Валили лес визжащими пилами, открывая с падением каждого дерева все больше пространства, пустого морозного неба.
Выволакивали на просеки поверженные, кронами вниз, стволы. Корчевали и жгли обрубки, костровища теплились, как чьи-то живые, засыпанные пеплом глаза.
Бульдозеры наносили ножами длинный надрез котлована, отверзая в земле парную, с черной сукровью рану, погружались в нее, не давали сомкнуться.
Ухали в котловане копры, готовя свайное поле, вгоняя в грунт четырехгранные спицы.
И готовое поле в ровных бетонных саженцах, вживленных в лед, принималось расти.
И уже вздымались ветвистые фермы, наполняя пространство ребристой листвой. Сталь вырастала, кустилась. Новый лес, сваренный из двутавров, качался, скрипел, сыпал огненные семена. И казалось, в железных кронах скачут железные птицы, у железных стволов ходят железные звери, лязгают, искрятся, дымят.
Миронов наблюдал эту смену жизней. Исчезание лубяной и древесной, появление стальной.

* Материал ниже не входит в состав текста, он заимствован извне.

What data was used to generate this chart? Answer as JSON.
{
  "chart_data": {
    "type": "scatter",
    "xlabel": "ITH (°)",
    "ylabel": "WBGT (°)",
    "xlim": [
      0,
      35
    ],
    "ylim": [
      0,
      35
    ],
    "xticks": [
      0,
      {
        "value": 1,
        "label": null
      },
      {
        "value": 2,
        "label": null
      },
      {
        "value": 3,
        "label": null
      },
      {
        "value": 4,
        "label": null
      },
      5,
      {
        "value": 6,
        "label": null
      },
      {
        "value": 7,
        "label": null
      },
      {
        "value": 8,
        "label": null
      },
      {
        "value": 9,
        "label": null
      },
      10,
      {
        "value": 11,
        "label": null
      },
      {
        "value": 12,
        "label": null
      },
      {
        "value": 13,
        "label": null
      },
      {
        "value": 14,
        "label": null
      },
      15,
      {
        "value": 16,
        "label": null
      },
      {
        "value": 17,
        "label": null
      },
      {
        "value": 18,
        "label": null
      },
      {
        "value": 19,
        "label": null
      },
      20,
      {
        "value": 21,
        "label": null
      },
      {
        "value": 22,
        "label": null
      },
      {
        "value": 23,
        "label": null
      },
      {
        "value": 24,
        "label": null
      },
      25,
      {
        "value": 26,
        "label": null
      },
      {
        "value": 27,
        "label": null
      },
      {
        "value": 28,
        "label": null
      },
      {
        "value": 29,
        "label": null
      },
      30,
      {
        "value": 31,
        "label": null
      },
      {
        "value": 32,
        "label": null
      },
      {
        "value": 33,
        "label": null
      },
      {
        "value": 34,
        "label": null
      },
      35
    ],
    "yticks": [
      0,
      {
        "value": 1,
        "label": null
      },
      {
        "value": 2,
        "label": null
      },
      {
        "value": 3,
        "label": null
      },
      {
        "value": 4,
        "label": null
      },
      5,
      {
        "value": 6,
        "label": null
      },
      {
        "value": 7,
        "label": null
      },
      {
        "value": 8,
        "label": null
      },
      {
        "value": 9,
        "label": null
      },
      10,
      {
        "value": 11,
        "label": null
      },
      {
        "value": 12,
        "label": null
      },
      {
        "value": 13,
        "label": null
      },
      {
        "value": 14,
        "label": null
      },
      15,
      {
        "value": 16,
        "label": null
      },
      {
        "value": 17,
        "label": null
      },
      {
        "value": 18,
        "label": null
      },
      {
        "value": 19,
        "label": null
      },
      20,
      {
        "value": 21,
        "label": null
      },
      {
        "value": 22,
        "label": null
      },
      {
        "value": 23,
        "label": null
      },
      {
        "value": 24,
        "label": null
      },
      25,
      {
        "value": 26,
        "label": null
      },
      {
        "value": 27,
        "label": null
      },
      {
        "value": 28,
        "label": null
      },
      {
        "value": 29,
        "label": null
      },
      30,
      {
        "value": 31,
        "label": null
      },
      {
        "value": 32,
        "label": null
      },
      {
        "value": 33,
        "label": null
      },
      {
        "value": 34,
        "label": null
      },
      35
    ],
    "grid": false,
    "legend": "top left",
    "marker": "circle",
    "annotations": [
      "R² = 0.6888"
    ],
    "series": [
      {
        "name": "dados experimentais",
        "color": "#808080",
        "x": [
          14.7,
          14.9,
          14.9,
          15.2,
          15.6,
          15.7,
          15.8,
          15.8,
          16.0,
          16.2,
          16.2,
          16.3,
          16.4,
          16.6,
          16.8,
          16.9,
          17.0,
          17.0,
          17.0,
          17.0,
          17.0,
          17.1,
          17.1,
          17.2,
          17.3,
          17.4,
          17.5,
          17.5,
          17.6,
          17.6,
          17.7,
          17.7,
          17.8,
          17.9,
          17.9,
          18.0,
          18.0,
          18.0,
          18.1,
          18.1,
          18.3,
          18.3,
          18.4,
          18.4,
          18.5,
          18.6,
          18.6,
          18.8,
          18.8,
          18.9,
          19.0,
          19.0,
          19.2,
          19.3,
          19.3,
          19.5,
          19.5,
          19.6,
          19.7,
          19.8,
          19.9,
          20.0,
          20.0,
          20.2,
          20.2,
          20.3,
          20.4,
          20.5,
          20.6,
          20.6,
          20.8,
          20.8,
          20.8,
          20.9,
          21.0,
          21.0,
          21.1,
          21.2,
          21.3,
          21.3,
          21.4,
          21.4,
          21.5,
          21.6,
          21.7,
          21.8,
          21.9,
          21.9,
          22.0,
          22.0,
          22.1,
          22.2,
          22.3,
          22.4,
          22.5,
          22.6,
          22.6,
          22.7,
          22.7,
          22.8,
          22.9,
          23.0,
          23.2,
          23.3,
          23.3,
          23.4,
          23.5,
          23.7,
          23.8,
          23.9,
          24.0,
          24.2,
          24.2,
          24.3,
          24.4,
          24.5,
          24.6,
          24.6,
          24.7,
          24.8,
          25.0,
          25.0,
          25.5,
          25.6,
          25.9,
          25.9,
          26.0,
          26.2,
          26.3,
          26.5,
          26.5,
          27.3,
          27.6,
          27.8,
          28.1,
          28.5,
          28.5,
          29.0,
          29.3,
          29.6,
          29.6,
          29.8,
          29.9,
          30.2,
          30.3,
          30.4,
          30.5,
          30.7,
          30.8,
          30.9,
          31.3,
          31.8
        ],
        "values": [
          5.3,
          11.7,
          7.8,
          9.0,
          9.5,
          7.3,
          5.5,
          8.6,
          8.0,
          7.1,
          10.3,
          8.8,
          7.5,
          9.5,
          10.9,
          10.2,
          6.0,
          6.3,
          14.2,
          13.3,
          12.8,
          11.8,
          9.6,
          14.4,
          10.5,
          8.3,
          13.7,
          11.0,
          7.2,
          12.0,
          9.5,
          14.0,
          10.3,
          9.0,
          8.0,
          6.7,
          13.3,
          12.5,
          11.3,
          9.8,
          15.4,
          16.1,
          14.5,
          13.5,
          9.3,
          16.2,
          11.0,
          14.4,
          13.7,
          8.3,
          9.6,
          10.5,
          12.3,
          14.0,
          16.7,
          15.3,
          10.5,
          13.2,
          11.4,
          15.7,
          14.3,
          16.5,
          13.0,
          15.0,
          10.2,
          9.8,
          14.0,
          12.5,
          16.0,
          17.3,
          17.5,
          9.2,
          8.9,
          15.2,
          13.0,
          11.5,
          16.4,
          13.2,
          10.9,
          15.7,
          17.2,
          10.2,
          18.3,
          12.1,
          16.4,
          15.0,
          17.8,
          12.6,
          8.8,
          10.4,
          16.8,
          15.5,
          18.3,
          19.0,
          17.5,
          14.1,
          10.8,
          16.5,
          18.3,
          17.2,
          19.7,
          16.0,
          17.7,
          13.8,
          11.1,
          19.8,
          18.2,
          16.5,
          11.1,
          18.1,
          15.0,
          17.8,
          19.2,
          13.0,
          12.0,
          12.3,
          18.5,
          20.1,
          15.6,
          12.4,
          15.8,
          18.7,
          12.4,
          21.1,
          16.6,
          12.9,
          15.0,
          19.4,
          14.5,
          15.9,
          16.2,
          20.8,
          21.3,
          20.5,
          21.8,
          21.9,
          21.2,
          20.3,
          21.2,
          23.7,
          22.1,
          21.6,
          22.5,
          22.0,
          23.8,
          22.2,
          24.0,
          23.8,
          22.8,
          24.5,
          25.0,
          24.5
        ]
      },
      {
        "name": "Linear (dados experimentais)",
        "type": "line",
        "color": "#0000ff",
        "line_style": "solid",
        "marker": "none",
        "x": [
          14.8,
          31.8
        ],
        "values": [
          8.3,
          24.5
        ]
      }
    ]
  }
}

Он понимал: чьей-то волей, огромной, коллективной задачей им всем было вменено перекроить эту землю, слепить ее заново из огня и металла.
Сваебойные машины ползали на гусеницах, вколачивая гнездами сваи, качали тугими мачтами, подтягивали на тросах пиленые стержни, впивались в вершину. Дизельный молот ахал, садил, вгоняя граненую ось, окуная ее в стонущий грунт. Машинист выглядывал из кабины мазутным натертым ликом, сверкал белками. Коперщик управлял тросами, дергал, плясал, маленький, кривоногий и цепкий, запрокинув скуластое, в блеске зубов лицо. Как звонарь, играл намотанными на кулаки веревками. Но вместо белых летящих проемов, поющей просторной меди дымно взрывался молот, выплевывал красные языки.
«Под уздцы, под уздцы… Звяк зубов в удила… На дыбы посреди Сибири…»
Яркая и скользящая, в небе горела луна. Миронов шагал по глыбам в грохоте и брызгах мазута. Чиркали о луну мачты сваебоев. Луна попала под молот, забилась о наковальню. Маленький кривоногий кузнец звонко зашлепал, чеканя на ней клеймо, фирменный знак ОТК. Свая с луной уходила в землю, погружалась навеки.
Миронов не знал, что в этот час жена пишет ему письмо. Ее почерк легкий и быстрый. Буквы нацелены все в одну сторону, к нему. Пишет, что живы-здоровы. За окном мягкий снег. Новый дом напротив вырос и совсем закрыл тот крохотный старый дворик, где они, жених и невеста, когда-то встречались. Сын приносит из школы тройки, бузит с друзьями. Недавно явился с шишкой на лбу. Собираются в Сибирь на житье. Только не знают, как быть с кошкой и цветами в горшках, не везти же с собой на край света.
13
Пушкарев, отпустив Миронова, торопился в горком, на собрание хозяйственного актива. Уже вызвал машину, поднялся и двинулся к двери. Но навстречу ему вошел в кабинет Янпольский, смущенный, нетерпеливый и нервный, держа перед грудью свежий номер ядринской газеты, как бы продолжая читать на ходу.
– Петр Константинович, я все собирался… Вы были заняты.
– И сейчас убегаю… Ну что там у вас? Все уши мне прожужжали. Какая такая газета? Землетрясение в Иране?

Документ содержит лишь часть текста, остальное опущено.